Offshore drilling foes running dry
BY WILLIAM SCHACHTE JR.
Dec 7 2015 12:01 am
In this Thursday, July 22, 2010 file picture, a swell partially obscures the Development Driller II, left, and Development Driller III, which are drilling the relief wells, at BP's Deepwater Horizon oil spill site in the Gulf of Mexico off the Louisiana coast. (AP Photo/Gerald Herbert)
Late last month, Beaufort Mayor Billy Keyserling visited Washington, D.C., with a single goal in mind: to prevent development of our state’s valuable coastal energy resources. Keyserling and his allies continue to argue that offshore oil and gas exploration, including so-called “seismic testing,” poses a serious threat to both the environment and the South Carolina economy.
In fact, the safety of both practices has been exhaustively demonstrated, as have the potential economic benefits for South Carolinians. If anything, efforts to develop our coastal energy resources would actually make Americans safer by reducing the national-security threats that arise from foreign-oil dependence.
In opposing these essential oil and gas projects, campaigners like Keyserling are not only disregarding the facts, but the safety and prosperity of South Carolina citizens.
The areas off the coast of South Carolina may hold the key to American energy independence. By some estimates, the entire Atlantic Outer Continental Shelf could provide our country with as much as 1.3 million barrels of oil a day by 2035.
These waters have long been off-limits to energy developers. But that’s about to change. In January, the Obama administration announced a proposal for leasing segments of the OCS, including areas off the South Carolina coast, for the purposes of energy development.
Since then, activists throughout our state have been doing their best to keep South Carolina’s coastal oil and gas resources underwater. Unfortunately for these campaigners, their arguments against offshore energy development are deeply misinformed.
One such argument involves the environmental impact of seismic surveys. This method of exploration uses an air gun to bounce sound waves off of the ocean floor. Sensors on the surface then pick up the reflected sound and use the resulting data to locate potential oil and natural gas reserves.
According to critics, this technique has destructive consequences for marine life. On his recent trip to Washington, in fact, Keyserling singled out seismic testing as “potentially the most damaging” aspect of offshore energy development.
Support for this assertion, however, is hard to come by. As a report from the Bureau of Ocean Energy Management recently noted, “there has been no documented scientific evidence of noise from air guns used in geological and geophysical (G&G) seismic activities adversely affecting marine animal populations or coastal communities.”
The process is also governed by a myriad of protocols and federal regulations designed to prevent any negative effects that might result from a test. For instance, surveyors take account of the movement patterns of nearby marine life before choosing a testing location.
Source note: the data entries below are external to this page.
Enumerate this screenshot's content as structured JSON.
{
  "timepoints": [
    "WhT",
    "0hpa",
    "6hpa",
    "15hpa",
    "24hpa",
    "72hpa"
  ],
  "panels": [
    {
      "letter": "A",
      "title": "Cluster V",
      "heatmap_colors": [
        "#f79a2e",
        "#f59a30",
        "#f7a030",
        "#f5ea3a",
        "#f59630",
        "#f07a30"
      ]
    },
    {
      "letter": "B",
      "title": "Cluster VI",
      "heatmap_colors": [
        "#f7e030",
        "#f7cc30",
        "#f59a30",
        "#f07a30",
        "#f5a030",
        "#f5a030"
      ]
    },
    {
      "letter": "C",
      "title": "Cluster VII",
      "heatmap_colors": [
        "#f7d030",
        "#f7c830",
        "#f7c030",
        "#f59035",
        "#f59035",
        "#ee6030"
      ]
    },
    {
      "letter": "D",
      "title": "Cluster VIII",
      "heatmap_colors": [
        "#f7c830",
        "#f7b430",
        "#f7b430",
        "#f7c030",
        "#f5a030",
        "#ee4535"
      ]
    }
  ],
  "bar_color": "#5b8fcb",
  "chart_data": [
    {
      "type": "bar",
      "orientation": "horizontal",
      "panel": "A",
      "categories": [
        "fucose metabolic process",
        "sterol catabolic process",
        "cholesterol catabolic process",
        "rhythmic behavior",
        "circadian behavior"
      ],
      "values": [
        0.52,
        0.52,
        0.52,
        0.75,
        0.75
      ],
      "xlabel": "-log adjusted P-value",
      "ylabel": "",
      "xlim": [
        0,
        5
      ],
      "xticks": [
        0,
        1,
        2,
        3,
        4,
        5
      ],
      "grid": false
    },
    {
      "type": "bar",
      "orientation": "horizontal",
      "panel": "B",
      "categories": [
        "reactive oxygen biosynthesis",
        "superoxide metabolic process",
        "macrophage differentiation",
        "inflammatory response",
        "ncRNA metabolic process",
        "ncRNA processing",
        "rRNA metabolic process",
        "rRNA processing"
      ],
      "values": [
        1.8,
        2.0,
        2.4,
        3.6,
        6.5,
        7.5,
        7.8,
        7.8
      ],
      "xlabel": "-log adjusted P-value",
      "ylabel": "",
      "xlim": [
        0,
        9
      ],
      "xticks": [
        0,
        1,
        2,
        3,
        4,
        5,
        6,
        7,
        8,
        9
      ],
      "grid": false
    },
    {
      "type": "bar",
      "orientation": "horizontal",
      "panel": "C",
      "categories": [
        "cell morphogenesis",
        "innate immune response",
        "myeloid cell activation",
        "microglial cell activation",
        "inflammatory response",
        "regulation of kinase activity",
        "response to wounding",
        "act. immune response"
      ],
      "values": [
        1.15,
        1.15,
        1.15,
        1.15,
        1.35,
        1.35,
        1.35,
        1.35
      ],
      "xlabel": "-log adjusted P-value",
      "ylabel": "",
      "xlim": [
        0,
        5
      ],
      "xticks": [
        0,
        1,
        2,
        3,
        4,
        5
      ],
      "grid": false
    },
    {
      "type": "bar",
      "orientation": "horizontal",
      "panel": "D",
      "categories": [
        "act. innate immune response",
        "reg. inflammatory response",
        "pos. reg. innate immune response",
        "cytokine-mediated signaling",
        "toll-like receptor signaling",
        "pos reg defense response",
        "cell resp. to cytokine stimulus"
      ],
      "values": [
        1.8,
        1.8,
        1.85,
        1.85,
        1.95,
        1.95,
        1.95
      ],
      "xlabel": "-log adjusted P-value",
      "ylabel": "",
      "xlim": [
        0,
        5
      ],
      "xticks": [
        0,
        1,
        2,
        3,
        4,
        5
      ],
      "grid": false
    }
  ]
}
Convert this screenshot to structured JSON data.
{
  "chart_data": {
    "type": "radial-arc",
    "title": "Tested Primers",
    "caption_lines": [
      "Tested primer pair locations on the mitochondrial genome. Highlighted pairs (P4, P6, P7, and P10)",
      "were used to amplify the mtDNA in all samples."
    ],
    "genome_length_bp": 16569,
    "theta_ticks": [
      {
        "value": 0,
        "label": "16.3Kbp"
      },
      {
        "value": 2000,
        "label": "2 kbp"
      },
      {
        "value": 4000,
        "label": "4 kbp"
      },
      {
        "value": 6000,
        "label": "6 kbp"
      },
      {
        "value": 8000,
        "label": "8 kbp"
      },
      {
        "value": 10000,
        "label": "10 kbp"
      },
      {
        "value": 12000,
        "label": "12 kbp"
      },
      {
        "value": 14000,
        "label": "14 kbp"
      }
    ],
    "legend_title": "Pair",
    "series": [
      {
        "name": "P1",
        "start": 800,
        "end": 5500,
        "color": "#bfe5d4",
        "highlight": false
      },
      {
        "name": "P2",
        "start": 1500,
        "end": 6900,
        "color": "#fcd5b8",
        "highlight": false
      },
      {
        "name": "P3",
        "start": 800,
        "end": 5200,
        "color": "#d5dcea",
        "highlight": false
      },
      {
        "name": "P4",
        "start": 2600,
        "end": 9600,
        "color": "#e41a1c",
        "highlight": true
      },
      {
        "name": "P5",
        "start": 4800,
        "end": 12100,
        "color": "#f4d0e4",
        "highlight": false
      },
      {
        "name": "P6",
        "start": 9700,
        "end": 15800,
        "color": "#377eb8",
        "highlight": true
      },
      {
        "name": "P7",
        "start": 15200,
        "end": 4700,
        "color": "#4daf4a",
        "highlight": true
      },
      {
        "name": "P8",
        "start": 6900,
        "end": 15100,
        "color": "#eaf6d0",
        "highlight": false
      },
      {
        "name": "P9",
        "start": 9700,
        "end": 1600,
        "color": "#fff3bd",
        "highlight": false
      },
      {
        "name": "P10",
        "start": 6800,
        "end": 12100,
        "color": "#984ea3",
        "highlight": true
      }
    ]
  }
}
They also take care to begin with low-intensity blasts, slowly increasing the volume in order to give nearby animals a chance to leave.
At the same time, the safety policies surrounding the actual drilling process have never been stricter. And the Obama administration is currently working to finalize a host of new standards for everything from the equipment on offshore drilling sites to how wells are monitored.
Among our state’s elected officials, opponents of offshore drilling often claim to be carrying out the will of South Carolinians. For example, while Rep. Tom Rice supports seismic testing, he condemns offshore drilling by saying: “I’m supposed to represent the people and if they don’t want it, I don’t want it.”
But when it comes to the state as whole, leaders like Rice and Keyserling are championing the minority view. A recent poll found that seven in ten South Carolina voters support offshore drilling.
Claims that offshore drilling would somehow harm the state economy are also out of sync with the facts.
The newfound glut of oil and gas flowing from South Carolina’s shores would be a boon to our economy, generating an estimated 35,000 new jobs by 2035 in industries as wide-ranging as retail, health care, and real estate. But the biggest benefits to developing our state’s energy resources would be felt across the country. By boosting domestic energy production, offshore oil and gas development would help free our country from a dependence on foreign energy that has undermined our national security for decades.
Those who continue to denounce offshore oil and gas development need to reexamine the evidence.
Anyone truly committed to protecting South Carolinians, our lives and our livelihoods should recognize these energy resources as an untapped opportunity that we can’t afford to squander.
William Schachte Jr. of Charleston, a retired U.S. Navy rear admiral, is South Carolina chairman for Vets4Energy.